The rapidity of last week's events caught many investors off guard, with the precipitate being China's Shanghai Composite Index falling nearly 9%; the reason for decline, I might mention, was the government's fear of rampant market speculation, and not attributed to fears of China's economy slowing down. Indeed, one of the influential bulls of our investing world, CIBC's Jeffrey Rubin, noted that where China's economy has grown on average 9-10%/year, its stock market actually declined significantly in the years before this and last, so the correlation is certainly not strong between stock market trends and overall economic outlook in the East.

Rumors of a slowing Asian economy, US sub-prime collapse, or unwinding of the Japanese carry trade notwithstanding, markets found any and every excuse to correct downwards. However, it is important to stress, as I had before during the mini January correction, that uranium fundamentals have not changed. Whether it is commodities guru Patricia Mohr of Scotiabank (at least $90, headed to $100 end of 2007), CEOs Phillip Shirvington and Neil Froneman (>$100) of soon-to-be merging uranium mid-tiers Urasia Energy (UAEYF.PK) and sxr Uranium One (SXRFF.PK) or Australian Bureau of Agricultural and Resources Economics [ABARE] ($94.20 average this year, $103 average 2008), forecasts for yellowcake have only been revised upwards.

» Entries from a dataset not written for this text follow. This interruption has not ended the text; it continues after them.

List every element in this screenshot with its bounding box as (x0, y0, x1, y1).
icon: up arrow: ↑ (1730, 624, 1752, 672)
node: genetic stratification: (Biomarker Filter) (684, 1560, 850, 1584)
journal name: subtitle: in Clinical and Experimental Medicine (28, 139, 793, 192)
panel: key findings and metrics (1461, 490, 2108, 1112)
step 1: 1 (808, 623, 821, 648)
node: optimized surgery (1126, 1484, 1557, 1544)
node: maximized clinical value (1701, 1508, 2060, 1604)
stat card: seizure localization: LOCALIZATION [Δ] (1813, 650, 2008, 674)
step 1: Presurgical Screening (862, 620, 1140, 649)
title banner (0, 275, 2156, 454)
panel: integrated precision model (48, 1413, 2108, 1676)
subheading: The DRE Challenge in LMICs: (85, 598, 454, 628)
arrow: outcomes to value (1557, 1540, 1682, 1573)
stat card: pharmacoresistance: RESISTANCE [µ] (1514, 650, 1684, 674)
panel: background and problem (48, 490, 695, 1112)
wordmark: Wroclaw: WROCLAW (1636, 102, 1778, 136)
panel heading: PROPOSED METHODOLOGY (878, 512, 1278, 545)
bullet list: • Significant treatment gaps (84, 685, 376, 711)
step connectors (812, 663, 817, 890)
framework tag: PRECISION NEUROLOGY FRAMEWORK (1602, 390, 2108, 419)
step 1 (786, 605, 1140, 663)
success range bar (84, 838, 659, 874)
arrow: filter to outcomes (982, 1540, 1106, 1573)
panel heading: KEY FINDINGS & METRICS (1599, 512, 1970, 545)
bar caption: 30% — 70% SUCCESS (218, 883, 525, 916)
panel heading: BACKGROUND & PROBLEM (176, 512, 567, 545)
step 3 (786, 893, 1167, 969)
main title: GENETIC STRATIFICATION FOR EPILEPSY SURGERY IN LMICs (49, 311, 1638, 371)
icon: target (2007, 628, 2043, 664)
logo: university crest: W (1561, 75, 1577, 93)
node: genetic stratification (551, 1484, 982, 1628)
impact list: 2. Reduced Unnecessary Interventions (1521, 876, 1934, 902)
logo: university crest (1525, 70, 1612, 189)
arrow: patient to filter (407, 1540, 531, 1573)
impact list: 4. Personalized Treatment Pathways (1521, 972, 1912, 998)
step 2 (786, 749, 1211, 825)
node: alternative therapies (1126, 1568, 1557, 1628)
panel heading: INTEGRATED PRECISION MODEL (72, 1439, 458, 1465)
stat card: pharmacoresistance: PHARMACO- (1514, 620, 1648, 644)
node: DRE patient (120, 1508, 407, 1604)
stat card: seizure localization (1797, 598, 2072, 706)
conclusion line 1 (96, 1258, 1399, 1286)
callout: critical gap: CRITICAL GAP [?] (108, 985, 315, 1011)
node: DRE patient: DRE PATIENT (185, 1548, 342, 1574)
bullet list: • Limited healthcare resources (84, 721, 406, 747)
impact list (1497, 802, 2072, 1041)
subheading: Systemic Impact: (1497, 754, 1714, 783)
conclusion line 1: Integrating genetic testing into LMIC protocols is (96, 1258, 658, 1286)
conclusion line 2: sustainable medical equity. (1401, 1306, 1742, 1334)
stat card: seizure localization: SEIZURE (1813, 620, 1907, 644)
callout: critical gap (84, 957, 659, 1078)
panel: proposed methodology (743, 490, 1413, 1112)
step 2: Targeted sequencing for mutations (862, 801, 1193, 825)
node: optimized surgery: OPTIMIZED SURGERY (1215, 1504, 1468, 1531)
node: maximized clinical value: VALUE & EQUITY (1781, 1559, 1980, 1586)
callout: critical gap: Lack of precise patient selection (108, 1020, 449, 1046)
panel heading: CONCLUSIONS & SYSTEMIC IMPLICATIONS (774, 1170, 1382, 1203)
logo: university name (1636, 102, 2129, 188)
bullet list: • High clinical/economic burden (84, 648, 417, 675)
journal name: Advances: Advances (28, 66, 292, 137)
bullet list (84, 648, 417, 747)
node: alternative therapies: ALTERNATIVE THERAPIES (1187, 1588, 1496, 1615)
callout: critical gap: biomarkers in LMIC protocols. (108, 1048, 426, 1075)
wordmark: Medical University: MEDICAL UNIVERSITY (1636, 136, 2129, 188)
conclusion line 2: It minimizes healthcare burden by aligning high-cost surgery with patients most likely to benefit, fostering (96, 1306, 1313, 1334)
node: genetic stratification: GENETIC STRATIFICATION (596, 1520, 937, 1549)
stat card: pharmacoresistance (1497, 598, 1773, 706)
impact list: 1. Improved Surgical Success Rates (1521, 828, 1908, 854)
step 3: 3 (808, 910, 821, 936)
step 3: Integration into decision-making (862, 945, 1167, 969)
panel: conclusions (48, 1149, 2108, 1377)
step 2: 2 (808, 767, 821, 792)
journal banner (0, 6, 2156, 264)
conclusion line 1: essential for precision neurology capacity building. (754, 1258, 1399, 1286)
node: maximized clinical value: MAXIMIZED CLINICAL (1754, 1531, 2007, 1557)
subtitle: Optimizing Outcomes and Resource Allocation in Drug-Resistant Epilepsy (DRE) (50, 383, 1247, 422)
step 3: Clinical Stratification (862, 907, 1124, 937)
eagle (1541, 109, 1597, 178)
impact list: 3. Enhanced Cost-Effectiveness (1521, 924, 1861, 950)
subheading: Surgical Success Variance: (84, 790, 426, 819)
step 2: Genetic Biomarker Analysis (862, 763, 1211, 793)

The extra haircut that uranium stocks experienced was NOT because of an announcement from Cameco, theoretically, stating that its flooded Cigar Lake mine would be coming back online soon, but more likely was becuase uranium stocks were extremely overbought and desperately NEEDED the correction. Too many speculators, too much froth. A chart of Energy Metals below typifies the technicals of many many uranium stocks lately that scream for a much needed correction.

EMC

Judging by the double-digit rebound in uranium stocks yesterday, coupled with my view that nothing in the broader macroeconomic world or in the uranium world convinces me something is fundamentally different now than a week ago, I venture to say that the worst is over. Not to say there will not be more correcting now and, certainly, sharp, short corrections will be present in the future, but the risk-reward balance seems to have shifted sufficiently for many uranium investors to have regained confidence already.